Ce que la vie nous fait payer n’est jamais remboursé. Heureusement que l’amour se donne. Dans ce qu’il y a, il y a tout, tout ce qu’on aime et le reste. Je m’y accroche à l’amour. Si le bossu écrit avec sa bosse, le boiteux avec sa jambe, j’écris avec la tristesse des anges. Ce qu’on survole sans effort ne mérite pas le haut. Je reste au ras du sol à parler aux étoiles. C’est aujourd’hui qu’elles brillent de leur lumière éteinte.  Même s’il y a 4700 astéroïdes qui se dirigent vers la terre, il y a plus de chance qu’elle éclate d’une collusion de marchands que d’une collision de planètes.
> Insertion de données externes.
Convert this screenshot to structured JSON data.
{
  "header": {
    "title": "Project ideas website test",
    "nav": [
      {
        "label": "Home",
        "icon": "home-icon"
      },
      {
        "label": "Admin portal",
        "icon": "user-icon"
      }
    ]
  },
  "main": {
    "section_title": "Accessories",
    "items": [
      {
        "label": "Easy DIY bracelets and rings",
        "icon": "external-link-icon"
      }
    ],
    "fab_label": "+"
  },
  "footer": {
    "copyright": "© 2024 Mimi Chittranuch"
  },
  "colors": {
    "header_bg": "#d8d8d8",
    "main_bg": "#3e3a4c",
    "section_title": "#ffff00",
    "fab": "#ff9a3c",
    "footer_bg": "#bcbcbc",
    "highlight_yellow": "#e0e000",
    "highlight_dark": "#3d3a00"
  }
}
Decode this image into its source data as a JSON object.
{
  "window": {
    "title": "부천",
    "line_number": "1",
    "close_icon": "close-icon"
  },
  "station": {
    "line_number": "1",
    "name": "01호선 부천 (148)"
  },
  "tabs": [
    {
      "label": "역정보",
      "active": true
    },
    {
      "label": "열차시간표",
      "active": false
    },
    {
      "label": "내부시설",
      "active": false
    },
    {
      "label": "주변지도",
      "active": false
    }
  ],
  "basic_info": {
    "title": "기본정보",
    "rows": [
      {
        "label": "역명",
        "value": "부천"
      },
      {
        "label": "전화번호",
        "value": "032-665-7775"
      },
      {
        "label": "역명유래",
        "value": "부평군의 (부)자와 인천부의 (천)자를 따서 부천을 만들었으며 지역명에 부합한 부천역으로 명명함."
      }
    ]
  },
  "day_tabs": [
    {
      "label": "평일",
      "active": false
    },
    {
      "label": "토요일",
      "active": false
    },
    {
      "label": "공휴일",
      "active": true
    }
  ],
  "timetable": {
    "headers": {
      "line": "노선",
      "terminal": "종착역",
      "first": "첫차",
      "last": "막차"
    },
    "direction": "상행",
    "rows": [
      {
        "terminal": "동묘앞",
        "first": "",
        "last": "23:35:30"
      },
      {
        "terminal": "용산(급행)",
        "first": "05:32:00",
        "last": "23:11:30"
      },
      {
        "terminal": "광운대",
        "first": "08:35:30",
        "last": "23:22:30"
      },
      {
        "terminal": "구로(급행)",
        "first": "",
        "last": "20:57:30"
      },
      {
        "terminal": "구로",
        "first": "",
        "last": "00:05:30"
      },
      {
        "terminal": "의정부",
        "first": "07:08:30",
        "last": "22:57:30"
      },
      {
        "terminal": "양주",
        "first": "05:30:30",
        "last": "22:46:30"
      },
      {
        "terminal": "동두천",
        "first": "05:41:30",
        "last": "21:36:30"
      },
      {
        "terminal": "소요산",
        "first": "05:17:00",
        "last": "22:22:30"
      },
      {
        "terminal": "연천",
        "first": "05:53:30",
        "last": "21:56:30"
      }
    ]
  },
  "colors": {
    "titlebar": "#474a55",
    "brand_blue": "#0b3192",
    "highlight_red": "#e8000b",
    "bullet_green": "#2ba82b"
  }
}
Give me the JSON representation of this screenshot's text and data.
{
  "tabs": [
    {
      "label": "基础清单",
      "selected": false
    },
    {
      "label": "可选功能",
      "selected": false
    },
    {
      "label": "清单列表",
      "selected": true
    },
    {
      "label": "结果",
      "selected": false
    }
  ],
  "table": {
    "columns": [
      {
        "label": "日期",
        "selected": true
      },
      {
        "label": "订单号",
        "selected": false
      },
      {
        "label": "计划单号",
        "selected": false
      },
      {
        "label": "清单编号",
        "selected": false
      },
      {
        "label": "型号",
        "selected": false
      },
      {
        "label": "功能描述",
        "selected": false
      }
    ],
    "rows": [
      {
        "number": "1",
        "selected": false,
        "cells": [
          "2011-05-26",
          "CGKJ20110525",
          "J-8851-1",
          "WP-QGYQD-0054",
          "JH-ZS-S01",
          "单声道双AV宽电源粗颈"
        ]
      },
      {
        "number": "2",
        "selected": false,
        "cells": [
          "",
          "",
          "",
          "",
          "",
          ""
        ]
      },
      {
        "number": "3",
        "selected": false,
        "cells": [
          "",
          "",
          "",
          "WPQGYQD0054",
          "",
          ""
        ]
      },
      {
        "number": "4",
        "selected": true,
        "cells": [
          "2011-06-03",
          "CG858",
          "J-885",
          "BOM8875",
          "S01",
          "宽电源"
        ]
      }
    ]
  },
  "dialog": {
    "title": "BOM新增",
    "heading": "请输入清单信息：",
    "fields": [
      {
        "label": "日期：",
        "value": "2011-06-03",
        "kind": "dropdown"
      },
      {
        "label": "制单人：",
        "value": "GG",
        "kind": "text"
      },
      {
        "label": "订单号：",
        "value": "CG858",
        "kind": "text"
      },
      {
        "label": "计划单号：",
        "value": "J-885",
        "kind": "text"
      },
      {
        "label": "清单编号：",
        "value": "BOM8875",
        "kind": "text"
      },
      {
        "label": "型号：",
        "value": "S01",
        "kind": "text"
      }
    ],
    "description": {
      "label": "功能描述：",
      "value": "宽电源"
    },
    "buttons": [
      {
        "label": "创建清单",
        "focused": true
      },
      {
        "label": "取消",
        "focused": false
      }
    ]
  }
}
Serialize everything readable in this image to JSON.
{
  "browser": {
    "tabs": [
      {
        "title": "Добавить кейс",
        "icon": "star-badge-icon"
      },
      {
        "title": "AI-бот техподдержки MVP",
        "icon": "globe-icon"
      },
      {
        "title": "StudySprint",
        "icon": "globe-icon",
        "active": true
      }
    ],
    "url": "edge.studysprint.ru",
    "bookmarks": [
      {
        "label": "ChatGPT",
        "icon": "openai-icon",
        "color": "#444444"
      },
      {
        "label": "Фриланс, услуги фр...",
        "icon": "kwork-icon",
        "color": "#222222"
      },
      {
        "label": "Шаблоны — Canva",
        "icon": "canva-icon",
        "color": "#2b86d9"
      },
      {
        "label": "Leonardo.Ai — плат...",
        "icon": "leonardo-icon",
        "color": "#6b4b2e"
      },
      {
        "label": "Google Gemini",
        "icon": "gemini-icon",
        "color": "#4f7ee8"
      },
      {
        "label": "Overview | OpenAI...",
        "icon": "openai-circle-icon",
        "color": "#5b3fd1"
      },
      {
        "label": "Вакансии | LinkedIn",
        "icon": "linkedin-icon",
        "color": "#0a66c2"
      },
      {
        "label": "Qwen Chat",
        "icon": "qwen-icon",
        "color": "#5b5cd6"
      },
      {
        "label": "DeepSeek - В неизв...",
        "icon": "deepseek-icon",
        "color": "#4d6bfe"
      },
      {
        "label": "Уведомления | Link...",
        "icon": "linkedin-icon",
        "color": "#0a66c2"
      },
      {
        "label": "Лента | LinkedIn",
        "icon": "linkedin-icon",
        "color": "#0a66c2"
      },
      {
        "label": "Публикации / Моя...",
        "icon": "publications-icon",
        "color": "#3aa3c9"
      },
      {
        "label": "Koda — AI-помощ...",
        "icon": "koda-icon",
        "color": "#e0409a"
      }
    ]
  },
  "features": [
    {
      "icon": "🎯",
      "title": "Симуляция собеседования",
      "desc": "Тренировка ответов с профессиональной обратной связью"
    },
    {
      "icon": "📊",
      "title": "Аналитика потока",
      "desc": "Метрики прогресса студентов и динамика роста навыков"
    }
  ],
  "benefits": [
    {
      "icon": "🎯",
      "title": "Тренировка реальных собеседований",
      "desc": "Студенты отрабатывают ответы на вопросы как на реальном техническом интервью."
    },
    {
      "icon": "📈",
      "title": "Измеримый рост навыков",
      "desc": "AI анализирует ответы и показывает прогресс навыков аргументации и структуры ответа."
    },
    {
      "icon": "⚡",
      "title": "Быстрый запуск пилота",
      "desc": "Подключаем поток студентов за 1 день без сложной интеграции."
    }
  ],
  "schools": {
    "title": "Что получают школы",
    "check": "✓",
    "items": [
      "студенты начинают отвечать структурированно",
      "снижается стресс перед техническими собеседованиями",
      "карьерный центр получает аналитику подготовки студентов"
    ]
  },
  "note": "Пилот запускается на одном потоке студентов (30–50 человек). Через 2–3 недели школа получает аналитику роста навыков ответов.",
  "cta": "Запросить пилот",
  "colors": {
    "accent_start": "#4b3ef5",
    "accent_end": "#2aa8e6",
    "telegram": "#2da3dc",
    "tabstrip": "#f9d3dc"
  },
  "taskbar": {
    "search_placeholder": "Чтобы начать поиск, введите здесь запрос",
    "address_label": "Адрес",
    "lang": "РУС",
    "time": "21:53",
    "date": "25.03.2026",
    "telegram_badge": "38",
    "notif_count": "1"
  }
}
Dans sa nuit d’anthracite, le charbon rêve d’un diamant. Un tremplin nous attend au fond de chaque abîme. Dans le plus noir du réel, il y a toujours un fil incandescent qui donne la lumière. Il passe par le transformateur des mots. Quand on coupe le courant, l’homme se perd en lui-même. L’éthique, c’est l’esthétique de l’âme.